Szansa wyjścia z nałogu
9 lutego 2004
W Szpitalu Bródnowskim przy ul. Kondratowicza od połowy stycznia 2004 roku czynny jest oddział leczenia Alkoholowych Zespołów Abstynencyjnych, stanowiący część II Kliniki Psychiatrycznej Akademii Medycznej, którą kieruje prof. Andrzej Kokoszka.
|
- Nasz sześciołóżkowy oddział to element systemu leczenia uzależnień w dzielnicy Targówek - wyjaśnia ordynator dr Grażyna Żarnowiecka. - Współpracujemy z pozostałymi przychodniami.
Oddział to szansa dla tych wszystkich, którzy w chwili trzeźwości dochodzą do wniosku, że chcą podjąć leczenie. Teraz będą mieli dokąd pójść. To właśnie dla nich jest to miejsce. Otrzymają fachową pomoc i szansę powrotu do życia bez alkoholu. Ten oddział to także szansa dla rodzin alkoholików, które w odpowiednim momencie, gdy ich bliscy przestają pić, źle się czują, mogą próbować zmotywować ich do leczenia. Jest to dobry moment, żeby przyprowadzić pacjenta do szpitala.

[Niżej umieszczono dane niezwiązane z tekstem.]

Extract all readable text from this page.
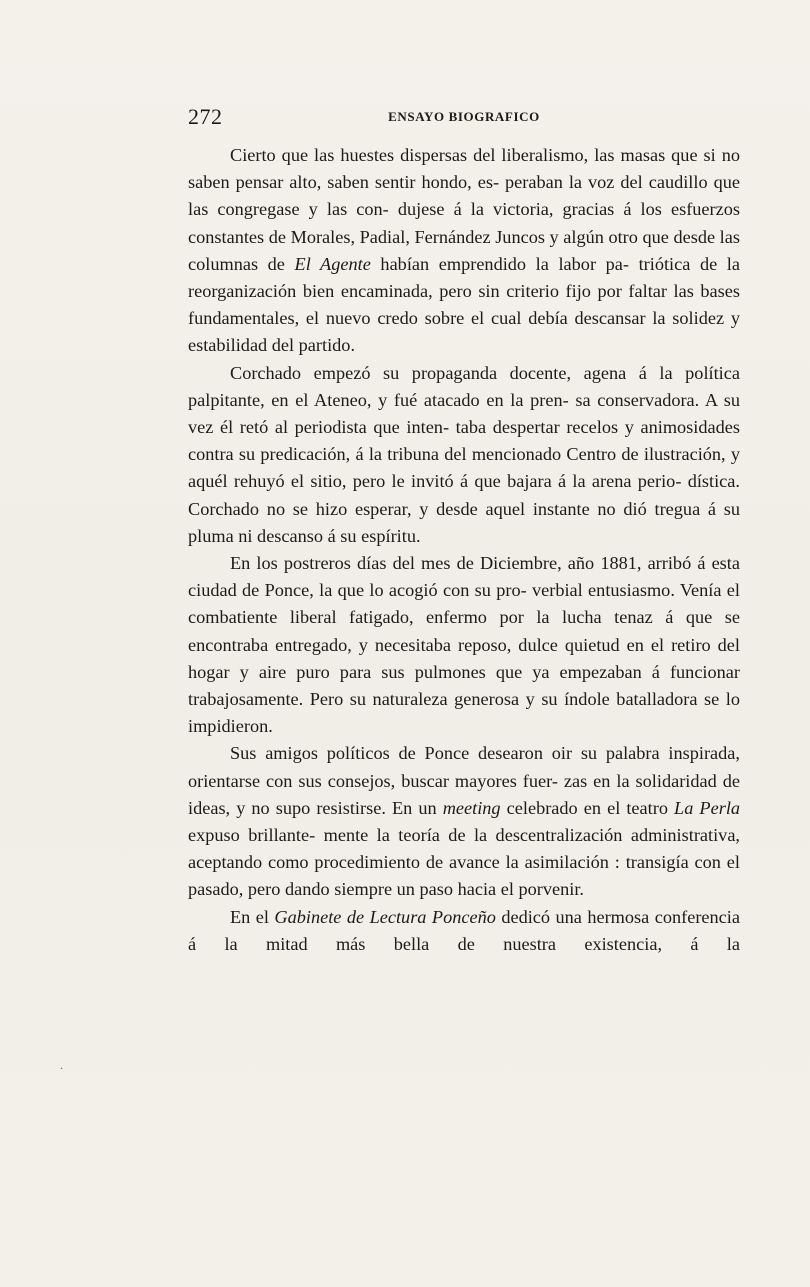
272	ENSAYO BIOGRAFICO

Cierto que las huestes dispersas del liberalismo, las masas que si no saben pensar alto, saben sentir hondo, es- peraban la voz del caudillo que las congregase y las con- dujese á la victoria, gracias á los esfuerzos constantes de Morales, Padial, Fernández Juncos y algún otro que desde las columnas de El Agente habían emprendido la labor pa- triótica de la reorganización bien encaminada, pero sin criterio fijo por faltar las bases fundamentales, el nuevo credo sobre el cual debía descansar la solidez y estabilidad del partido.

Corchado empezó su propaganda docente, agena á la política palpitante, en el Ateneo, y fué atacado en la pren- sa conservadora. A su vez él retó al periodista que inten- taba despertar recelos y animosidades contra su predicación, á la tribuna del mencionado Centro de ilustración, y aquél rehuyó el sitio, pero le invitó á que bajara á la arena perio- dística. Corchado no se hizo esperar, y desde aquel instante no dió tregua á su pluma ni descanso á su espíritu.

En los postreros días del mes de Diciembre, año 1881, arribó á esta ciudad de Ponce, la que lo acogió con su pro- verbial entusiasmo. Venía el combatiente liberal fatigado, enfermo por la lucha tenaz á que se encontraba entregado, y necesitaba reposo, dulce quietud en el retiro del hogar y aire puro para sus pulmones que ya empezaban á funcionar trabajosamente. Pero su naturaleza generosa y su índole batalladora se lo impidieron.

Sus amigos políticos de Ponce desearon oir su palabra inspirada, orientarse con sus consejos, buscar mayores fuer- zas en la solidaridad de ideas, y no supo resistirse. En un meeting celebrado en el teatro La Perla expuso brillante- mente la teoría de la descentralización administrativa, aceptando como procedimiento de avance la asimilación : transigía con el pasado, pero dando siempre un paso hacia el porvenir.

En el Gabinete de Lectura Ponceño dedicó una hermosa conferencia á la mitad más bella de nuestra existencia, á la

.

- Zajmujemy się osobami, u których wystąpią alkoholowe zespoły abstynencyjne powikłane i niepowikłane oraz ostrymi halucynozami - wyjaśnia dr Żarnowiecka. - Do oddziału nie będą przyjmowani pacjenci, u których stężenie alkoholu we krwi przekracza 0,5 promila, są zatruci innymi substancjami psychoaktywnymi oraz czynni narkomani. W zasadzie przyjmujemy pacjentów ze skierowaniami z poradni odwykowej, ale nie odmawiamy pomocy osobie, która zjawi się bez skierowania.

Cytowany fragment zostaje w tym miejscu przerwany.